When the bridge opening width is small compared to the upstream width of flow at section 4, the opening may serve as a throttle. This situation can cause such a severe constriction of flow that critical depth occurs within or just downstream of the bridge opening, creating Class B flow (designated Type IIA or IIB in FHWA analyses). Under this type of flow pattern, the bridge acts as the control for the flow regime, and supercritical flow may be experienced (usually for a very short distance downstream of the bridge). Figure 6.3 shows a profile for Class B flow through a bridge. Class B flow may also occur in supercritical flow channels, potentially resulting in a hydraulic jump at the bridge. When critical depth occurs in the bridge, the Yarnell and the WSPRO methods are not appropriate, as both are based on subcritical flow. Rather, the calculations use either the energy or momentum equations. The momentum equation tends to be more appropriate, however, due to its ability to handle rapidly varied flow through the bridge. If the momentum equation doesn't converge to a solution, then energy methods are used.

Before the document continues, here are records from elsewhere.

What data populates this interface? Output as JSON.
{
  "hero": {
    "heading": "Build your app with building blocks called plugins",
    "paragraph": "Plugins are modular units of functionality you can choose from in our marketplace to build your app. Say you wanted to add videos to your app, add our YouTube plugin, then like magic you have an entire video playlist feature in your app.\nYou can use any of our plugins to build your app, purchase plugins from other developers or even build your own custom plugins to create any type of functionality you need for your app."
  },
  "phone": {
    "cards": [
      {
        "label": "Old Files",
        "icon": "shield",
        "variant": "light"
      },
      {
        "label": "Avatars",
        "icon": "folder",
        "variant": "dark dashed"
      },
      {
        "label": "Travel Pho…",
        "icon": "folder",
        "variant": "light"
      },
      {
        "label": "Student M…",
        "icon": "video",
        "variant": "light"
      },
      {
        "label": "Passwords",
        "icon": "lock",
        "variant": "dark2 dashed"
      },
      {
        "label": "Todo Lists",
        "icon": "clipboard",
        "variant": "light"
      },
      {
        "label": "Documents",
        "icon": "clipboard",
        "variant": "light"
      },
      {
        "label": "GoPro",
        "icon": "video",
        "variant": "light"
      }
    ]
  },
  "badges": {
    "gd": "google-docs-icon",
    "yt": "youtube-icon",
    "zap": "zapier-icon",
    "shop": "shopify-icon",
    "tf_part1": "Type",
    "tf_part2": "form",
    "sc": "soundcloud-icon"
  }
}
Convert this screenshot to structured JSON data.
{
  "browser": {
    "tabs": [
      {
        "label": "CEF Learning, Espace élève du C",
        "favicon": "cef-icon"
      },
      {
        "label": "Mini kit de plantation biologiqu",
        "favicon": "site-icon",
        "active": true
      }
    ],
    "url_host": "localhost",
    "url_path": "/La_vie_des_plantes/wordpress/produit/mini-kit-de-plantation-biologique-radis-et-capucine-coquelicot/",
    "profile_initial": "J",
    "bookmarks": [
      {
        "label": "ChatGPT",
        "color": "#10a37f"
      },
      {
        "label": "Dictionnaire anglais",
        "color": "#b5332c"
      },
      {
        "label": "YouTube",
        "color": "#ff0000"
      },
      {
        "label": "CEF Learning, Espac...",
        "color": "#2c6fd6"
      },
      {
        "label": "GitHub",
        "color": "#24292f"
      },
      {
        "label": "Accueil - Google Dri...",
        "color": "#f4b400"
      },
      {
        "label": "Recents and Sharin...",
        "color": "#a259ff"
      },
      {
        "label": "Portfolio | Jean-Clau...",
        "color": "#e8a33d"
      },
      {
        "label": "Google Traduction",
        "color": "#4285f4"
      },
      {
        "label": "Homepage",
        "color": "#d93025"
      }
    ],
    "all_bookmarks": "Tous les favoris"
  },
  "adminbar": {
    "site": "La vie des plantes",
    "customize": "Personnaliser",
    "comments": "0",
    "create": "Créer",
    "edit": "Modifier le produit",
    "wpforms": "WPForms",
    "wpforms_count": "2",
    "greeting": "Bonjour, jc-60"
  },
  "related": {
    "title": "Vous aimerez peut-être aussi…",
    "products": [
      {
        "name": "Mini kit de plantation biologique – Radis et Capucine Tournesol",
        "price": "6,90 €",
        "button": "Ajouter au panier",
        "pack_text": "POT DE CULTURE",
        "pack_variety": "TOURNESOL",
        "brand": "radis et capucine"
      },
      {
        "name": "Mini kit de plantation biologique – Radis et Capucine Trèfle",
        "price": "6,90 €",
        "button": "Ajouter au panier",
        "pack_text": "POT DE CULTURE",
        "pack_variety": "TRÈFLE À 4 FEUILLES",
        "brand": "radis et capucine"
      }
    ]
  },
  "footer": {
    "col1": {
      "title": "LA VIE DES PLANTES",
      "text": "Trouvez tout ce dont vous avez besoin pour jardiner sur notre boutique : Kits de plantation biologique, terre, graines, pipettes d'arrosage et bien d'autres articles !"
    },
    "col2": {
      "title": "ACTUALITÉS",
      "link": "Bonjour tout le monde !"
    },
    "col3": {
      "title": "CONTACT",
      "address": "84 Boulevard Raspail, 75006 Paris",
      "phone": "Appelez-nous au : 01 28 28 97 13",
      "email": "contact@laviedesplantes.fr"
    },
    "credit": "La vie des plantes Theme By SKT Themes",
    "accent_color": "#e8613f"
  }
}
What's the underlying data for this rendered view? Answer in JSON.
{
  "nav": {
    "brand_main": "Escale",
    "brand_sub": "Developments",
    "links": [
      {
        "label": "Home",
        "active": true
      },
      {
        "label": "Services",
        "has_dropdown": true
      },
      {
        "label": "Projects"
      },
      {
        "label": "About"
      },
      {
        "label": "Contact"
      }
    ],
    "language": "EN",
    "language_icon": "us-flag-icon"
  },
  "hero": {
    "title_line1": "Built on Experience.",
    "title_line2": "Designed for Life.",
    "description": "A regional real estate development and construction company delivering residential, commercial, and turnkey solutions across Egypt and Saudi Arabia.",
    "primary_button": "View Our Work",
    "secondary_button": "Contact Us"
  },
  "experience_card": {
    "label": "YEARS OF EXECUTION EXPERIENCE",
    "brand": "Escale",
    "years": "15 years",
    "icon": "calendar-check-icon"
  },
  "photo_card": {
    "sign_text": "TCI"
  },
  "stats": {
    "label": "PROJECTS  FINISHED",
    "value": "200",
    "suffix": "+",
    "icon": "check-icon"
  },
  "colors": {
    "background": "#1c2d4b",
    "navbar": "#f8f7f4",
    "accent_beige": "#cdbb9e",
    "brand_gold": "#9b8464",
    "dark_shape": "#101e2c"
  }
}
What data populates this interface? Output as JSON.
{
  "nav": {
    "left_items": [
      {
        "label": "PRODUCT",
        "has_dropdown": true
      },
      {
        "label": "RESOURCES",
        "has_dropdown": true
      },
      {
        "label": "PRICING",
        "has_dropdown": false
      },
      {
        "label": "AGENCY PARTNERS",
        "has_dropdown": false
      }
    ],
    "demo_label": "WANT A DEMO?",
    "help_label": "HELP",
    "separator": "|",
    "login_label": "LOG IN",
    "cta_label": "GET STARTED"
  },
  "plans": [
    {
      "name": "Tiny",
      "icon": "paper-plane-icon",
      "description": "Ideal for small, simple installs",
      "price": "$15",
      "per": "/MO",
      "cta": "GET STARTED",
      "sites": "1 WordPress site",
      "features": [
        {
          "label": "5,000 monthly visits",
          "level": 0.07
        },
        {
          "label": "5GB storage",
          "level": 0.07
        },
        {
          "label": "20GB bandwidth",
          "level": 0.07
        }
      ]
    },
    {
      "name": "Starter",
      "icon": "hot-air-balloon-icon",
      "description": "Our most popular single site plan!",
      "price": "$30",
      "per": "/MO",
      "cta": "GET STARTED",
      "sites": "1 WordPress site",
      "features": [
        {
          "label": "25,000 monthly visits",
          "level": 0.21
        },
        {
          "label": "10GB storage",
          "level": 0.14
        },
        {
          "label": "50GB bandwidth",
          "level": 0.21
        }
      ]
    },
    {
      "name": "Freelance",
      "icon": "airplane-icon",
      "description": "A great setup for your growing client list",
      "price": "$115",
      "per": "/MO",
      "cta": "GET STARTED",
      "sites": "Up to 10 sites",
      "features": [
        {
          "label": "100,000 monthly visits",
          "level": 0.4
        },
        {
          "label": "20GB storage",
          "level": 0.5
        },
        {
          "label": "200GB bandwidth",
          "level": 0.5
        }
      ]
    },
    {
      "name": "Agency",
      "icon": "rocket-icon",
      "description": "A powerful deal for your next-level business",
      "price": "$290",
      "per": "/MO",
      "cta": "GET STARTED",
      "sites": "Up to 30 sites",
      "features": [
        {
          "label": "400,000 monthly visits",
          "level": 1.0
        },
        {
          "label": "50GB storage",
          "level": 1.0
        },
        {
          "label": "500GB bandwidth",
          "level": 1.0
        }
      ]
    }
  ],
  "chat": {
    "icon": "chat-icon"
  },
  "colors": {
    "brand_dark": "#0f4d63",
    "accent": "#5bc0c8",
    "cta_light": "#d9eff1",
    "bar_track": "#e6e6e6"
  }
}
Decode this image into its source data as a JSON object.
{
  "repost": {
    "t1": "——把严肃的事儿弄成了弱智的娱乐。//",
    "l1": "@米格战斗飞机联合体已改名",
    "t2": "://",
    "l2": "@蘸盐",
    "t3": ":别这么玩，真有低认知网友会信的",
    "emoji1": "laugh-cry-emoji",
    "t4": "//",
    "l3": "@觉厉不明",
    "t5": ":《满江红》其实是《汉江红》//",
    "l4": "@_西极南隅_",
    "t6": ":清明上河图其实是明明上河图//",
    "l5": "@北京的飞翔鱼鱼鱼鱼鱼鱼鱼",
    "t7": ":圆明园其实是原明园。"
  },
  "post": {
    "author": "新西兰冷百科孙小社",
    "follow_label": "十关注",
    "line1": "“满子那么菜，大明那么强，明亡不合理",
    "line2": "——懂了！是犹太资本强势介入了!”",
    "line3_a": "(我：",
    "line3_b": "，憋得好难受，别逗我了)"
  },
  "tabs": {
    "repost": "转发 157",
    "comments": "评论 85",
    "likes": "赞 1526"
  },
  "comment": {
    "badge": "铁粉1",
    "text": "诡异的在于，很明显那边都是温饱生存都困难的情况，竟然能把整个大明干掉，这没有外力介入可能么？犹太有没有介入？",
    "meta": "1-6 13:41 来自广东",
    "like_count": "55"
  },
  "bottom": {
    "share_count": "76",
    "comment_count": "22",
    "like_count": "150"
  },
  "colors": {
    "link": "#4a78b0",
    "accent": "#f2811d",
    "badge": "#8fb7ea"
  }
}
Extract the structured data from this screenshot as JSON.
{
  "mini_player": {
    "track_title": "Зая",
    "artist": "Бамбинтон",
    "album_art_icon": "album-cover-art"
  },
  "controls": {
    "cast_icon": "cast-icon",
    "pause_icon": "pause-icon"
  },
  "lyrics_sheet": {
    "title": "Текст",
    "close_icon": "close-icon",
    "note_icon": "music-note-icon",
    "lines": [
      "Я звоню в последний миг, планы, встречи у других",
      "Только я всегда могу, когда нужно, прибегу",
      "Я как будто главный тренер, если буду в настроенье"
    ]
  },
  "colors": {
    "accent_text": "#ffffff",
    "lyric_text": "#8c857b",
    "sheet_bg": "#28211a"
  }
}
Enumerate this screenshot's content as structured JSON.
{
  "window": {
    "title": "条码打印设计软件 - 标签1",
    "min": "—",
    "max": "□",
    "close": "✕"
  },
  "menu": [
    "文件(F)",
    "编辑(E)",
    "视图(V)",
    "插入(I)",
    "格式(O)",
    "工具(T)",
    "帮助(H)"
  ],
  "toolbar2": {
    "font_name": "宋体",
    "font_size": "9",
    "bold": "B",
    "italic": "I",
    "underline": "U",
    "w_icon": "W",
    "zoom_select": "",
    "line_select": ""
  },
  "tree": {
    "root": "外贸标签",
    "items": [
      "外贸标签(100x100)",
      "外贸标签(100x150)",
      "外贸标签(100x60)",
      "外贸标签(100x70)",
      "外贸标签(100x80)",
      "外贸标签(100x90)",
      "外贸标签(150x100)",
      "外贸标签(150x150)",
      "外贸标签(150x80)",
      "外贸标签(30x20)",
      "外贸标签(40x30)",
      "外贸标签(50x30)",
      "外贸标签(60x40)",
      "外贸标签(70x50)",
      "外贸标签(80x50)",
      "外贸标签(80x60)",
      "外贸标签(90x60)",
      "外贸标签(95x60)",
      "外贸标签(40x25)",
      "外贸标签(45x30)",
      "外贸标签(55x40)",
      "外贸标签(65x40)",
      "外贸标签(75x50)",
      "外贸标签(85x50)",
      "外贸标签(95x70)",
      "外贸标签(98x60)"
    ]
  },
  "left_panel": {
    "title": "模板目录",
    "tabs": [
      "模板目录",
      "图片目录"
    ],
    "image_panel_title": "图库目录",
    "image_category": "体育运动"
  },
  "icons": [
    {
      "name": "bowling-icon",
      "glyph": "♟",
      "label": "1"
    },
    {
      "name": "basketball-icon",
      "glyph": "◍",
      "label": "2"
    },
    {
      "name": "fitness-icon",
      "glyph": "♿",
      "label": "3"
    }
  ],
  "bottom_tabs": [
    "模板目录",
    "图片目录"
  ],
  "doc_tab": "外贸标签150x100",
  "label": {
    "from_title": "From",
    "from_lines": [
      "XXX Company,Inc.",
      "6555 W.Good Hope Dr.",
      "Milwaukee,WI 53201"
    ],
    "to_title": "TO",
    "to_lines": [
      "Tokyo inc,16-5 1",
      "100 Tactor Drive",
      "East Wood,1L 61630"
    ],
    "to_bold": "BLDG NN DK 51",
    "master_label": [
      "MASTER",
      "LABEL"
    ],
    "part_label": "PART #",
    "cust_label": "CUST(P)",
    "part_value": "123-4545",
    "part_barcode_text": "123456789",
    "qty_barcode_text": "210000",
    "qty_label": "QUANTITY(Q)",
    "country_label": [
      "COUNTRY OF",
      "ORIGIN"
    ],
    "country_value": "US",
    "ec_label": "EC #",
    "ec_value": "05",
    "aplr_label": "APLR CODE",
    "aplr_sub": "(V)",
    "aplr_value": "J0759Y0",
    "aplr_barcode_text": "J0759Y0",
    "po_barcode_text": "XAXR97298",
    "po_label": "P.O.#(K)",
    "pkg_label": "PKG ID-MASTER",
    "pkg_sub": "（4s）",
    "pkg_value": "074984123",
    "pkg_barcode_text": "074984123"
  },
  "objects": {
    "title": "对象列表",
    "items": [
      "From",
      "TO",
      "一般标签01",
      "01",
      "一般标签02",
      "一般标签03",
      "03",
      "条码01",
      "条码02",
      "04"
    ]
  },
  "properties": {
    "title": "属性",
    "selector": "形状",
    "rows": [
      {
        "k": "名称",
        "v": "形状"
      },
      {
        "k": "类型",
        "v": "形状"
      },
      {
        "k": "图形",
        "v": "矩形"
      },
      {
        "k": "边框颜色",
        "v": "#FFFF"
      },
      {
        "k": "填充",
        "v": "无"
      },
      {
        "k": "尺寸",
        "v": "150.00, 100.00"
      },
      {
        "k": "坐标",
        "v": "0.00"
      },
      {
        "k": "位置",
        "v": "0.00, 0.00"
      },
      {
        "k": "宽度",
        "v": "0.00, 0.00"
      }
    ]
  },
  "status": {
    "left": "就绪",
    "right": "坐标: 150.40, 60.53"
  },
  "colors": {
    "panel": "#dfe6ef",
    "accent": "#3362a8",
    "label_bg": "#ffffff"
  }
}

For Class B low flow, the modeler should consider performing a mixed flow analysis, with both subcritical and supercritical computations to solve for the proper flow regime through the bridge. Chapter 8 discusses mixed-flow analysis procedures.

Class C Low Flow

At bridges crossing supercritical flow channels, Class C low flow (designated Type III flow by the FHWA) is the norm. Figure 6.3 displays a profile for Class C low flow. Bridges crossing steep, concrete-lined flood reduction channels or steep mountain streams can be designed for Class C flow. Both the energy and momentum methods are applicable in these cases, with the momentum equation preferred because of the high velocities and rapidly varied nature of supercritical profiles through bridges. Figure 6.6 shows a prismatic supercritical flow channel spanned by bridges in the Los Angeles, California area. For this constant cross-sectional reach, the cross-section geometry remains unchanged, so expansion or contraction reaches adjacent to the bridge are not needed. Only the piers affect the water surface elevations. The lack of an expansion or contraction reach is fairly typical in the analysis of most man-made channels. Note the long "splitter" extension on the bridge pier; this is added to smoothly split the flow and minimize pier losses through the bridge. Chapter 10 discusses this type of pier in more detail. Bridge effects in a Class C flow regime may require testing with a physical model to verify computational accuracy.

USACE

Figure 6.6 Pier extension in a supercritical flow channel, Los Angeles, California.